If you wanted to make sure that a regex matched only if a certain string was present at the start of a line, what would you do? The regex constructs we have seen so far do not provide any way of doing that. You could check for a newline followed by the string, but that would not work if the string was present in the first line of text, as it wouldn't be preceded by a newline. The solution is to use something called anchors, which are able to ascertain that the regex matches at a certain position in the string.
Two special characters are used in regexes to match "start of line or string" and "end of line or string". These are the caret (^) and dollar sign ($). The caret matches the start of any line or string, so the following regex makes a good example:
^Subject:
Since the regex starts with a caret, it will match only those instances of Subject: which are at the start of a line or string. Note how the caret does not actually match any character in a string—it only matches a position in a string. In essence, the caret means "make sure that at this position we are at the start of a line or string".
Similarly, the dollar sign matches "end of line or string". If we were to modify the regex so that it reads as follows, can you figure out what it will match?
^Subject:$
That's right, since there is now a dollar sign at the end of the regex, it will match only those lines or strings that consist of only the string Subject: and nothing else.
You may wonder why I keep saying "line or string". The reason is that the caret and dollar sign behave differently depending on how the regular expression library was compiled. In the case of PCRE, which is the library that ModSecurity uses, the way it works by default means that the caret and dollar sign only match at the beginning or end of the string being examined. So for example when examining a HTML response body by using the RESPONSE_BODY variable in a string, the dollar sign will only match at the very end of the string, and not at each linebreak within the HTML document.

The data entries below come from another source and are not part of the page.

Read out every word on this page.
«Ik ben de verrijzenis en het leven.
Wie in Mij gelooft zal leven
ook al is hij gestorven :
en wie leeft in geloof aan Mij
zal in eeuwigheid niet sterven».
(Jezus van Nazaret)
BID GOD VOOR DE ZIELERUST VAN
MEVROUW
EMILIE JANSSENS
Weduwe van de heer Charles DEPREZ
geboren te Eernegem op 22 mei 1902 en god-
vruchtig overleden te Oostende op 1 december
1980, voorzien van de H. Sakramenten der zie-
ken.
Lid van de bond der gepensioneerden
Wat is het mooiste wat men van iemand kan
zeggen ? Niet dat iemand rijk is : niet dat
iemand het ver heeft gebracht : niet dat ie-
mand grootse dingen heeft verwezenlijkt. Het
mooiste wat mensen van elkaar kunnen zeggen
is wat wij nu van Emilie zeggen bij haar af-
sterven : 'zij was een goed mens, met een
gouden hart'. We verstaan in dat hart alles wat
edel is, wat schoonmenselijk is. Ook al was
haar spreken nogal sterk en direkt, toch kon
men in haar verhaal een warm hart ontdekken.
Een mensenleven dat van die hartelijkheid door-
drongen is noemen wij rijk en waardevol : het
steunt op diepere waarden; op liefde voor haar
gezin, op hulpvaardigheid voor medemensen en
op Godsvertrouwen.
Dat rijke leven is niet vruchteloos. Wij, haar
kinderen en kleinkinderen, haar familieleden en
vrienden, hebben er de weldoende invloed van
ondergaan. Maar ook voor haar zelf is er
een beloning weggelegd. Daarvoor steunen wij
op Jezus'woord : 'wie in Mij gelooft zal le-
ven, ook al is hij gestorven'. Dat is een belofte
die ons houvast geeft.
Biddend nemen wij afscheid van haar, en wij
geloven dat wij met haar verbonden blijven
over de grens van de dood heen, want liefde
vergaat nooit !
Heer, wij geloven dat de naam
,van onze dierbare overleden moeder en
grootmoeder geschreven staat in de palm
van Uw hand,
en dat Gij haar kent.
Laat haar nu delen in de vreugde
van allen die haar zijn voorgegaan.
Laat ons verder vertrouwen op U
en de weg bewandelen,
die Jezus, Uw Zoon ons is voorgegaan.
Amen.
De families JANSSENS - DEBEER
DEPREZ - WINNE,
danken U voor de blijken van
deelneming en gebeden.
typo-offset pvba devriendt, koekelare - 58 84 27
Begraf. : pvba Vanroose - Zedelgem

Line anchors are often used in ModSecurity rules to ascertain that we are not matching against substrings. For example, if you wanted to have a rule trigger on the IP address 1.2.3.4 then you may be tempted to use the following:
SecRule REMOTE_ADDR 1\.2\.3\.4
However, this will also match the latter part of an IP address such as 121.2.3.4. Using the caret and dollar sign anchors solves the problem since it makes sure nothing else can come before or after the string we are matching against:
SecRule REMOTE_ADDR ^1\.2\.3\.4$
Make sure you get into the habit of using these anchors to avoid mishaps such as additional IP addresses matching.

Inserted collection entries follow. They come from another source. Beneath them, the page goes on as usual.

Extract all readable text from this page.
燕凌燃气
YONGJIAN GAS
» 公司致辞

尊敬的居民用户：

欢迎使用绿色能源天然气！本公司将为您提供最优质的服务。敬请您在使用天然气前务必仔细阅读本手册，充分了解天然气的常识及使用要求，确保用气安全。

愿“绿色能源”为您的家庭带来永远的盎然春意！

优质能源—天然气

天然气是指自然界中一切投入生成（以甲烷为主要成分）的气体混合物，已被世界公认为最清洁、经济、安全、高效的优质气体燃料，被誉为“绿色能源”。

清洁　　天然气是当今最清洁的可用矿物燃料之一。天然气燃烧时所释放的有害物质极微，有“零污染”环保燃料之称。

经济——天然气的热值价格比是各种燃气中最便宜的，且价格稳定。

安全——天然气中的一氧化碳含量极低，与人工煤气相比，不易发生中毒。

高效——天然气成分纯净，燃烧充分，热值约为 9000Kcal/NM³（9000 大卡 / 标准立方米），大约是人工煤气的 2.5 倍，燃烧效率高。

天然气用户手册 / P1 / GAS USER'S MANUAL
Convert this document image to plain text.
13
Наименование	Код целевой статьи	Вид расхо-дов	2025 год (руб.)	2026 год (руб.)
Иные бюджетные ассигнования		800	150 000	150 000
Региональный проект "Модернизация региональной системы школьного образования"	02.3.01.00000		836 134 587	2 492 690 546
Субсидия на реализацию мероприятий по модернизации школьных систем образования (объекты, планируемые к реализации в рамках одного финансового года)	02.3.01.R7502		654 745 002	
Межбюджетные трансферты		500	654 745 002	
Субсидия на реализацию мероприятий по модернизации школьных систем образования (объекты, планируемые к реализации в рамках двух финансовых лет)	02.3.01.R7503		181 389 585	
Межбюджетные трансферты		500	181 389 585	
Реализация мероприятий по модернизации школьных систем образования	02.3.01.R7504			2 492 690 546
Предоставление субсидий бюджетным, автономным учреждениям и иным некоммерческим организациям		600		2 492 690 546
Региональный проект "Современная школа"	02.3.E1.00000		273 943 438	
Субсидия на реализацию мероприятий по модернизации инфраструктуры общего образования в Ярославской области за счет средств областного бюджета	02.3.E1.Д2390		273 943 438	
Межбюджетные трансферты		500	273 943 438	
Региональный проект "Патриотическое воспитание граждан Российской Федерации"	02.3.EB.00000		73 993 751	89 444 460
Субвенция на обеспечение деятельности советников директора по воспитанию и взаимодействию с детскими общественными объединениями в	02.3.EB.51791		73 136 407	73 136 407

Another anchor is the word boundary anchor, specified by using \b in a regex. Like the start-of-line and end-of-line anchors, it does not match a specific character in a string, but rather a position in a string. In this case the position is at a word boundary—just before or after a word.

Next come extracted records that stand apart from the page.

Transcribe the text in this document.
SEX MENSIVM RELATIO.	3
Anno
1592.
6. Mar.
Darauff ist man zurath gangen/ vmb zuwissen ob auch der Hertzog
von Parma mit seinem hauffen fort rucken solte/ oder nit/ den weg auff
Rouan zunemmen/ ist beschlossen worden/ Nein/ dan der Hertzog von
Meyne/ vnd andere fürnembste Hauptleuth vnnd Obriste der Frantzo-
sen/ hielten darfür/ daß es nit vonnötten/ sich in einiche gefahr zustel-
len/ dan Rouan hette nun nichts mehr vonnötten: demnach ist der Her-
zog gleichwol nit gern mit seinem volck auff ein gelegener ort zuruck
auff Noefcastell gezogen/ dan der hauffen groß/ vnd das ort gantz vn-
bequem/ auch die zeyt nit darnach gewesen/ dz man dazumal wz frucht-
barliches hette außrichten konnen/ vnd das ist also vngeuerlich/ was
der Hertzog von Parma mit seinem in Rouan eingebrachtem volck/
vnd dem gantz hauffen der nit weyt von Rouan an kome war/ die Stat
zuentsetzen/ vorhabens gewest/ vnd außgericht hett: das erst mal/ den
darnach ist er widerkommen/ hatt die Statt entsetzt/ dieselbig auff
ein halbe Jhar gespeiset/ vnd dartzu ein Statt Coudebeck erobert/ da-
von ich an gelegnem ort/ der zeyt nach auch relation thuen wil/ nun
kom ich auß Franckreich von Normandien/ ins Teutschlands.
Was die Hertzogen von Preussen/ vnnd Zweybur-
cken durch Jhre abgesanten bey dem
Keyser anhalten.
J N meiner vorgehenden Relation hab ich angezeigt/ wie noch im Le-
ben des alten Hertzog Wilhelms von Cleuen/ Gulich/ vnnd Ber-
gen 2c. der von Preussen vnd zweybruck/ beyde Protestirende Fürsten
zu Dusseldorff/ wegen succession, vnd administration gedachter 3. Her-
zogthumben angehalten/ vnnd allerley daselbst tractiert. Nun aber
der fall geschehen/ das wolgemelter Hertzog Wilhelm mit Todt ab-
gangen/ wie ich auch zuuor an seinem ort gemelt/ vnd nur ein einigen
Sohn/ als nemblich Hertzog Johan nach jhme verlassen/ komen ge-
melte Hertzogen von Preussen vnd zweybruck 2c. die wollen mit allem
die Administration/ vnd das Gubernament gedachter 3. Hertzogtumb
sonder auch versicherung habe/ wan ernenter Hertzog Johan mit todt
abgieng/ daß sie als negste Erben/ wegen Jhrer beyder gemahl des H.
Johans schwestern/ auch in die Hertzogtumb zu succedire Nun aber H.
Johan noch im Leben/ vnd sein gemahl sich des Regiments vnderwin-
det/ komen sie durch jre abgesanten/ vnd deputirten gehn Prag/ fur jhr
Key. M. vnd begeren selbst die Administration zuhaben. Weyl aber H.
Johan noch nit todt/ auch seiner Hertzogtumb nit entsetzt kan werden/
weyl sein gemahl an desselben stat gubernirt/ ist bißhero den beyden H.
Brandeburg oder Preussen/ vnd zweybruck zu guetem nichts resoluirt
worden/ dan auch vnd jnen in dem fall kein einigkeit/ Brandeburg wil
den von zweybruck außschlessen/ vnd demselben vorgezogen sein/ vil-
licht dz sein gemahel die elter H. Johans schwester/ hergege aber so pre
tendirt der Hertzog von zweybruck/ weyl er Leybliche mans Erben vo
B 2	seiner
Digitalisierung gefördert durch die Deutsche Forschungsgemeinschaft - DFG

Say you wanted to match against the word magic, but only if it appears as a stand-alone word. You could then use the regex \bmagic\b, which would match the last word in the sentence A lot like magic, but not against the magical in A magical thing.
As with \w (a word character) and its inverse \W, which means any non-word character, the non-word boundary \B is available, and means any position that is not a word boundary. So the regex A.?\Btest would match Atest, Attest,and others, but not A test, since in the latter, the position before the t in test is at a word boundary.